The NBFCs are also demanding that the RBI incorporate norms to enable them to avail bank credit at rates, which are competitive and allow them to earn a reasonable spread from on-lending to their clients.

''We have proposed that bank finance be extended to only registered finance companies at a reduced rate. Currently, banks are ready to lend to NBFCs at 16-17 per cent, which makes it unviable for these companies to lend funds further to needy sectors,'' said Thakkar.

According to him, bank finance can be a good proposition for NBFCs on account of severe ceiling restrictions imposed by the RBI on raising public deposits by these companies.
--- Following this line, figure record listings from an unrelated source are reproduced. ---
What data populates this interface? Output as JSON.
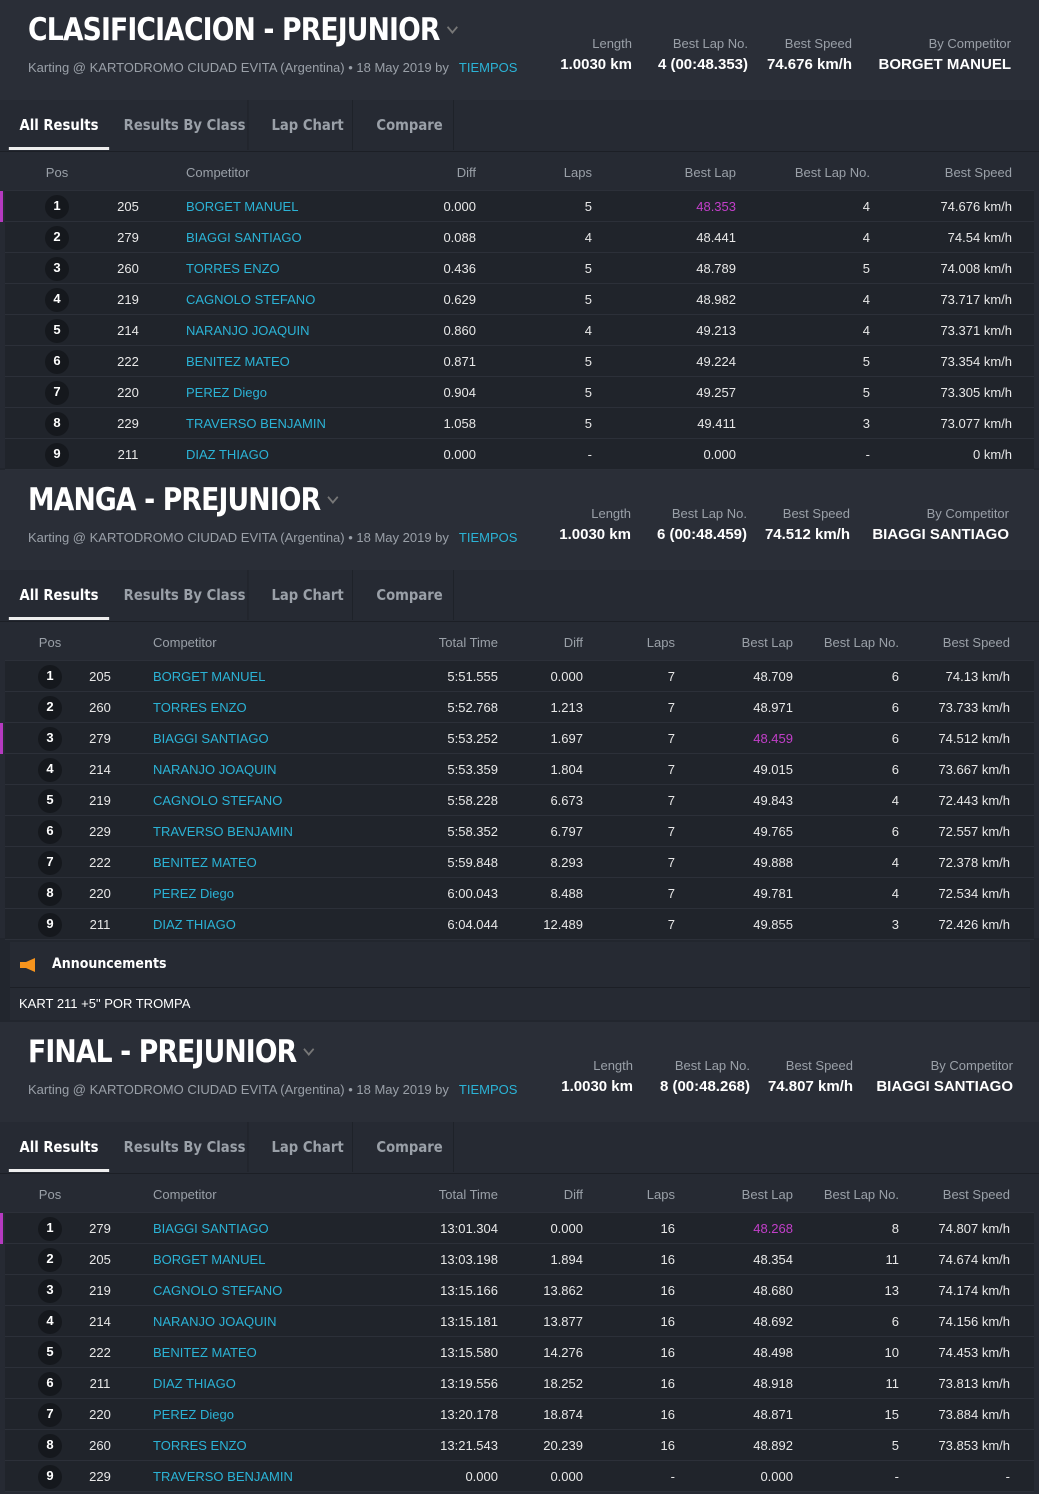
{
  "tabs": [
    "All Results",
    "Results By Class",
    "Lap Chart",
    "Compare"
  ],
  "stat_labels": [
    "Length",
    "Best Lap No.",
    "Best Speed",
    "By Competitor"
  ],
  "colors": {
    "link": "#2bb3d6",
    "best": "#c23fc9",
    "background": "#262a33"
  },
  "sections": [
    {
      "title": "CLASIFICIACION - PREJUNIOR",
      "subtitle": "Karting @ KARTODROMO CIUDAD EVITA (Argentina) • 18 May 2019 by",
      "by": "TIEMPOS",
      "stats": [
        "1.0030 km",
        "4 (00:48.353)",
        "74.676 km/h",
        "BORGET MANUEL"
      ],
      "columns": [
        "Pos",
        "",
        "Competitor",
        "Diff",
        "Laps",
        "Best Lap",
        "Best Lap No.",
        "Best Speed"
      ],
      "best_row": 0,
      "rows": [
        [
          "1",
          "205",
          "BORGET MANUEL",
          "0.000",
          "5",
          "48.353",
          "4",
          "74.676 km/h"
        ],
        [
          "2",
          "279",
          "BIAGGI SANTIAGO",
          "0.088",
          "4",
          "48.441",
          "4",
          "74.54 km/h"
        ],
        [
          "3",
          "260",
          "TORRES ENZO",
          "0.436",
          "5",
          "48.789",
          "5",
          "74.008 km/h"
        ],
        [
          "4",
          "219",
          "CAGNOLO STEFANO",
          "0.629",
          "5",
          "48.982",
          "4",
          "73.717 km/h"
        ],
        [
          "5",
          "214",
          "NARANJO JOAQUIN",
          "0.860",
          "4",
          "49.213",
          "4",
          "73.371 km/h"
        ],
        [
          "6",
          "222",
          "BENITEZ MATEO",
          "0.871",
          "5",
          "49.224",
          "5",
          "73.354 km/h"
        ],
        [
          "7",
          "220",
          "PEREZ Diego",
          "0.904",
          "5",
          "49.257",
          "5",
          "73.305 km/h"
        ],
        [
          "8",
          "229",
          "TRAVERSO BENJAMIN",
          "1.058",
          "5",
          "49.411",
          "3",
          "73.077 km/h"
        ],
        [
          "9",
          "211",
          "DIAZ THIAGO",
          "0.000",
          "-",
          "0.000",
          "-",
          "0 km/h"
        ]
      ]
    },
    {
      "title": "MANGA - PREJUNIOR",
      "subtitle": "Karting @ KARTODROMO CIUDAD EVITA (Argentina) • 18 May 2019 by",
      "by": "TIEMPOS",
      "stats": [
        "1.0030 km",
        "6 (00:48.459)",
        "74.512 km/h",
        "BIAGGI SANTIAGO"
      ],
      "columns": [
        "Pos",
        "",
        "Competitor",
        "Total Time",
        "Diff",
        "Laps",
        "Best Lap",
        "Best Lap No.",
        "Best Speed"
      ],
      "best_row": 2,
      "rows": [
        [
          "1",
          "205",
          "BORGET MANUEL",
          "5:51.555",
          "0.000",
          "7",
          "48.709",
          "6",
          "74.13 km/h"
        ],
        [
          "2",
          "260",
          "TORRES ENZO",
          "5:52.768",
          "1.213",
          "7",
          "48.971",
          "6",
          "73.733 km/h"
        ],
        [
          "3",
          "279",
          "BIAGGI SANTIAGO",
          "5:53.252",
          "1.697",
          "7",
          "48.459",
          "6",
          "74.512 km/h"
        ],
        [
          "4",
          "214",
          "NARANJO JOAQUIN",
          "5:53.359",
          "1.804",
          "7",
          "49.015",
          "6",
          "73.667 km/h"
        ],
        [
          "5",
          "219",
          "CAGNOLO STEFANO",
          "5:58.228",
          "6.673",
          "7",
          "49.843",
          "4",
          "72.443 km/h"
        ],
        [
          "6",
          "229",
          "TRAVERSO BENJAMIN",
          "5:58.352",
          "6.797",
          "7",
          "49.765",
          "6",
          "72.557 km/h"
        ],
        [
          "7",
          "222",
          "BENITEZ MATEO",
          "5:59.848",
          "8.293",
          "7",
          "49.888",
          "4",
          "72.378 km/h"
        ],
        [
          "8",
          "220",
          "PEREZ Diego",
          "6:00.043",
          "8.488",
          "7",
          "49.781",
          "4",
          "72.534 km/h"
        ],
        [
          "9",
          "211",
          "DIAZ THIAGO",
          "6:04.044",
          "12.489",
          "7",
          "49.855",
          "3",
          "72.426 km/h"
        ]
      ]
    },
    {
      "title": "FINAL - PREJUNIOR",
      "subtitle": "Karting @ KARTODROMO CIUDAD EVITA (Argentina) • 18 May 2019 by",
      "by": "TIEMPOS",
      "stats": [
        "1.0030 km",
        "8 (00:48.268)",
        "74.807 km/h",
        "BIAGGI SANTIAGO"
      ],
      "columns": [
        "Pos",
        "",
        "Competitor",
        "Total Time",
        "Diff",
        "Laps",
        "Best Lap",
        "Best Lap No.",
        "Best Speed"
      ],
      "best_row": 0,
      "rows": [
        [
          "1",
          "279",
          "BIAGGI SANTIAGO",
          "13:01.304",
          "0.000",
          "16",
          "48.268",
          "8",
          "74.807 km/h"
        ],
        [
          "2",
          "205",
          "BORGET MANUEL",
          "13:03.198",
          "1.894",
          "16",
          "48.354",
          "11",
          "74.674 km/h"
        ],
        [
          "3",
          "219",
          "CAGNOLO STEFANO",
          "13:15.166",
          "13.862",
          "16",
          "48.680",
          "13",
          "74.174 km/h"
        ],
        [
          "4",
          "214",
          "NARANJO JOAQUIN",
          "13:15.181",
          "13.877",
          "16",
          "48.692",
          "6",
          "74.156 km/h"
        ],
        [
          "5",
          "222",
          "BENITEZ MATEO",
          "13:15.580",
          "14.276",
          "16",
          "48.498",
          "10",
          "74.453 km/h"
        ],
        [
          "6",
          "211",
          "DIAZ THIAGO",
          "13:19.556",
          "18.252",
          "16",
          "48.918",
          "11",
          "73.813 km/h"
        ],
        [
          "7",
          "220",
          "PEREZ Diego",
          "13:20.178",
          "18.874",
          "16",
          "48.871",
          "15",
          "73.884 km/h"
        ],
        [
          "8",
          "260",
          "TORRES ENZO",
          "13:21.543",
          "20.239",
          "16",
          "48.892",
          "5",
          "73.853 km/h"
        ],
        [
          "9",
          "229",
          "TRAVERSO BENJAMIN",
          "0.000",
          "0.000",
          "-",
          "0.000",
          "-",
          "-"
        ]
      ]
    }
  ],
  "announcements": {
    "title": "Announcements",
    "icon": "megaphone-icon",
    "text": "KART 211 +5\" POR TROMPA"
  }
}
Thakkar added that an alternate source of funds for them would help in bridging asset- liability mismatch.

The proposal by the Vasudev Ccommittee on NBFCs to increase the SLR on financial companies from 12.5 per cent to 25 per cent is being opposed by the ALFS on the grounds that NBFCs are making a loss of 4-5 per cent on investment in SLR securities.

Thakkar said that existing leasing and hire-purchase companies would become ''unviable'' due to the burden of loss if the proposal is accepted by the RBI.

The ALFS has asked the RBI to consider removing restrictions in allowing banks to rediscount bills previously discounted by the NBFCs.

According to Thakkar, the restrictions on rediscounting were based on the need to control working capital requirements of each borrower by the consortium of bankers. He feels that on account of considerable liberalisation and abolition of the consortium arrangement, rediscounting should be allowed.

The problem of non-performing assets has plagued the financial sector and the NBFCs are not an exception. Thakkar estimates that the NPA level among corporate clients of the NBFCs is 10-12 per cent, while it is 6-8 per cent at the retail level.

According to him, the ALFS has asked Finance Secretary Vijay Kelkar to set up a recovery tribunal to aid in recovery of bad and doubtful debts.

''The basic reason for NPAs is the recession prevailing in the industry and weakness of the recovery procedures. Also, the legal framework is at a low level, which hampers the process of recovery. There are many cases in the courts, which may take 7-8 years for any conclusive settlement to take place,'' stated Thakkar.